Maldição das Estrelas, Marcados, Áster, a marca brilhante de sua testa. E agora uma habilidade psíquica ligada ao controle de objetos pela mente que ele estava acostumado a ver nas histórias que lia em quadrinhos ou assistia em desenhos animados.
Aquele deveria ser um pesadelo, um devaneio pós experiência traumática. Ele ainda sentia a dor de perder sua família, ainda sentia as dores de ter sofrido o acidente e estava guardando todas as lamúrias dentro de seu coração. Por mais que ele estivesse demonstrando indiferença por fora, por dentro ele desejava gritar e chorar o mais alto que podia.
— Mas que merda de história é essa… – falou indignado – como posso acreditar nessas coisas de ficção? Esse é o mundo real, isso não pode…
— Então você nega que viu minha marca? – Layla o interrompeu. – E a sua própria na testa onde deveria estar uma sutura. Onde ela está agora, eu me pergunto.
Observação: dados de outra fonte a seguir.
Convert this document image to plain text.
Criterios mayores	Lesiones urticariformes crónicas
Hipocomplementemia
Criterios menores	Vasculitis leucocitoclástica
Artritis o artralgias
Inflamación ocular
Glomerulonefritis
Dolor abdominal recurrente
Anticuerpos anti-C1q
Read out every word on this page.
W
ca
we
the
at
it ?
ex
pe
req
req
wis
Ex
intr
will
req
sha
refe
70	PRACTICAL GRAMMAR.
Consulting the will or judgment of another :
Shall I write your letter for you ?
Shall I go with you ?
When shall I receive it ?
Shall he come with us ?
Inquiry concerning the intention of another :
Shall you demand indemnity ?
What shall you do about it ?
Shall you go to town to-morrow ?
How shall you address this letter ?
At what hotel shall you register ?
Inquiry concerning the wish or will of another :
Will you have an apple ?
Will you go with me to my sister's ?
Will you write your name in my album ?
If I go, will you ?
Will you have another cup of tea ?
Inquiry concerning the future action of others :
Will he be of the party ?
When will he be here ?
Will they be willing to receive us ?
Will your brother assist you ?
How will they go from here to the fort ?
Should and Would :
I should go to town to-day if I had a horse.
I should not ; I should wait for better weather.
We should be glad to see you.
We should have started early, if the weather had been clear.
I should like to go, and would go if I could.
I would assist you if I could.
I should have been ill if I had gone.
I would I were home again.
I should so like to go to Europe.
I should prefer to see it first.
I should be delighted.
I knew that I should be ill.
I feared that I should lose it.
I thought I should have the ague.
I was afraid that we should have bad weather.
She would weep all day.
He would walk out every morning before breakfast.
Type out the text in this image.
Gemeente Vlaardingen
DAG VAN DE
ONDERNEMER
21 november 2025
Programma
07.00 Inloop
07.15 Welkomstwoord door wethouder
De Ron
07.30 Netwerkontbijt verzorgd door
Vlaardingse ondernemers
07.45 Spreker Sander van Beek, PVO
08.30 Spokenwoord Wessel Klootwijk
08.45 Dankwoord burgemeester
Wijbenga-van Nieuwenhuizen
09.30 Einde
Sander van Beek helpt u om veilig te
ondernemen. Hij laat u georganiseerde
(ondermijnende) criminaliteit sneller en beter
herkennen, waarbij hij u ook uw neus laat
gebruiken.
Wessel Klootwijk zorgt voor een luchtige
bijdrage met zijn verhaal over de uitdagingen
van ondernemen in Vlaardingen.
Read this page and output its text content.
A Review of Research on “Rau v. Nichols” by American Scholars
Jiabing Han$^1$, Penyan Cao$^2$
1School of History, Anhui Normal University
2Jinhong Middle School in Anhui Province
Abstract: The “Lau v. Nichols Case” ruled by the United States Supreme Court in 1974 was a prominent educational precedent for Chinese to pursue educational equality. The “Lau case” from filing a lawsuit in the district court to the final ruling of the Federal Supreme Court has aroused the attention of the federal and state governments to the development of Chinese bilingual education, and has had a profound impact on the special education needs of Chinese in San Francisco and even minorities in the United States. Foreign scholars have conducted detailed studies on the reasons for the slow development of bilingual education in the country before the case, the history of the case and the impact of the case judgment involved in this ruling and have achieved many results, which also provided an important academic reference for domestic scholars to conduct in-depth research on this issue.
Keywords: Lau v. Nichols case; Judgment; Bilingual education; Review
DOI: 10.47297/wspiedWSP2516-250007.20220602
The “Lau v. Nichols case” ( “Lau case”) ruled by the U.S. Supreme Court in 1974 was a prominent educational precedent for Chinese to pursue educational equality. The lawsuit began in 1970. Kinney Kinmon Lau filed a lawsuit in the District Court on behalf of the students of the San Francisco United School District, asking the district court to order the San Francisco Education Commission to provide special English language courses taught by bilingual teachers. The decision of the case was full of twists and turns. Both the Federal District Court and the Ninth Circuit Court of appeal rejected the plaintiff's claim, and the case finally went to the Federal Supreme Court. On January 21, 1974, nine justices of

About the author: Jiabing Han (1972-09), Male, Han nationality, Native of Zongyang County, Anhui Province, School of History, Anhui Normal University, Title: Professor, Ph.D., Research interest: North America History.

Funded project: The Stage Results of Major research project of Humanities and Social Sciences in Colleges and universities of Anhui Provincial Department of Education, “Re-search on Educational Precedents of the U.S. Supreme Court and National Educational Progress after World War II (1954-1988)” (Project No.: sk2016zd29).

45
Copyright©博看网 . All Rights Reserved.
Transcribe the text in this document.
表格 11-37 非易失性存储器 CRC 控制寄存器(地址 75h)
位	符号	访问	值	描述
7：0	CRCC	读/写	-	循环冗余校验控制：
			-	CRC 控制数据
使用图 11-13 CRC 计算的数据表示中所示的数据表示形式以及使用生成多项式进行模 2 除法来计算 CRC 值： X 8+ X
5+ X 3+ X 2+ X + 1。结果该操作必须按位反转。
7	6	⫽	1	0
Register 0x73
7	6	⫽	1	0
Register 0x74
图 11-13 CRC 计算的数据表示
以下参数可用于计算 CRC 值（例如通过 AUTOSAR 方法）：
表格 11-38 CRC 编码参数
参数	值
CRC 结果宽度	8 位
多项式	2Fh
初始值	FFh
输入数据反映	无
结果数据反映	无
Norman rapidamente levou seus dedos até a área marcada em sua testa e não conseguiu identificar os pontos que fechavam a ferida. O garoto estremeceu por inteiro.
— Você me perguntou sobre o que se trata esse evento. – Layla fez uma pausa e respirou. – Testes.
— Hã? – Norman ergueu sua sobrancelha direita. – Testes?
— Aqueles que possuem as marcas da Maldição das Estrelas devem passar por Testes durante três anos. – Layla falou sem nenhum pesar e Norman arregalou seus olhos. – De acordo com o calendário terrestre, a cada fenômeno astronômico acontecerá um teste selecionado pelo Senhor Celestial.
— Hã? Espera, esse cara não era daquela tal lenda? – Norman não fazia mais ideia do que estava acontecendo.
— Assim como na lenda, existe um. Ele é o responsável por controlar os Marcados e os Testes. – Layla respondeu como se não fosse nada demais. – Além dos Testes, os Marcados também podem se enfrentar, se unir ou ficarem escondidos evitando os outros. Mesmo que essa última opção seja quase impossível de ser realizada.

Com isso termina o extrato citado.